- Origin: Dublin, Ireland
- Genres: New wave, garage rock
- Years active: 1985–1993
- Labels: FOAD, Santides
- Past members: Frank Rynne Colin Byrne Daragh McCarthy John Bonnie Ciaran O'Brien Jeff Nilson Nigel Preston Alex Hooper Anthony O'Neill Tom Hooper

= The Baby Snakes =

The Baby Snakes were an Irish rock band formed in 1985. The original line-up featured Frank Rynne, Niall O'Sullivan and Johnny Bonney. In October 1985 they recorded a radio session for Dave Fanning's RTÉ radio show and reached No. 13 in Fanning's Fab 50, an end-of-year listeners poll, in December 1985. Their first L.P., Sweet Hunger, featured Brian Downey from Thin Lizzy on drums.
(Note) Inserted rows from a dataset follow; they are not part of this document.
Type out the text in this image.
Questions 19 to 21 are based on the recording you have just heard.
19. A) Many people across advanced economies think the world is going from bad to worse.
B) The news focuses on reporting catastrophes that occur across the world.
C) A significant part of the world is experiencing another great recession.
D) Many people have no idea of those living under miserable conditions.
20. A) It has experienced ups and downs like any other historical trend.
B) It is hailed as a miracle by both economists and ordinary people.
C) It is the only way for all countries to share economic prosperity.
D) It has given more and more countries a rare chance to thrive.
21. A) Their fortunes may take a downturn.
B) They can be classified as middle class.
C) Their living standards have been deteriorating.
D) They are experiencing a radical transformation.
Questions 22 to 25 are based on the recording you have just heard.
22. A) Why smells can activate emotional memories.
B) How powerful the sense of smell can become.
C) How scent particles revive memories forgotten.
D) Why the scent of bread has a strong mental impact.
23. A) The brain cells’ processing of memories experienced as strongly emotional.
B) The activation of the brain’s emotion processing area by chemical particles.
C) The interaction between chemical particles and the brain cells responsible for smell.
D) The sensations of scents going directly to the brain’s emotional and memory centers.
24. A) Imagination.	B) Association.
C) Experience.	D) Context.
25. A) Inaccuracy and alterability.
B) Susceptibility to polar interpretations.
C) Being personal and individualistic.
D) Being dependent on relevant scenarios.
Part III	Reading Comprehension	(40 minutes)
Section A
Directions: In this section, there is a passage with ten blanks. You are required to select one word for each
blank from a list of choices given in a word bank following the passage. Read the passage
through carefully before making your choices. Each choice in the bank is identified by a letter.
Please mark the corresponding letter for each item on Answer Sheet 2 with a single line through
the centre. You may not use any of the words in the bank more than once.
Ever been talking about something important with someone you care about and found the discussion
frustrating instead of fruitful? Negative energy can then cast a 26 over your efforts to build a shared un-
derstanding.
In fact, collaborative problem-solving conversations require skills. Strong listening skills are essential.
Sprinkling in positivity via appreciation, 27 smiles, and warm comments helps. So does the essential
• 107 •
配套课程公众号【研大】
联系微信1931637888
Their second L.P. was produced by Dave Goodman. In 1988, after a BBC Radio 1 session for Janice Long, the band moved to London with new drummer Stephen R Kennedy [now a hydro engineer in France] who previously played in a band headed by Noel Phelan (now a house DJ) where they played a mix of underground venues as well as The Marquee.

==Discography==
- Song "Johnny" – Various Artists – Weird Weird World of Guru Weirdbrain LP – Hotwire Records – HWLP8505 – IRL – 1985
- Songs for Subliminal Kids EP 7" – Santides Records – SAN 0057 – IRL – 1987
- This City Sucks (live) – Cassette FOAD Records – ??? – January 1988
- Sweet Hunger LP FOAD Records – FOAD 7 – June 1988 Produced by Ian Bryon and Paul Thomas.
- Rebel Radio LP – Santides Records – SAN0089 – July 1990 Produced by Dave Goodman
- Looking for Strange (Cassette) – Santides, 1990
- Four Foot Tapping Greats EP 7" – Santides Records – SUE 66 – UK – 1992 Four Johnny Cash covers, 2 recorded in mono.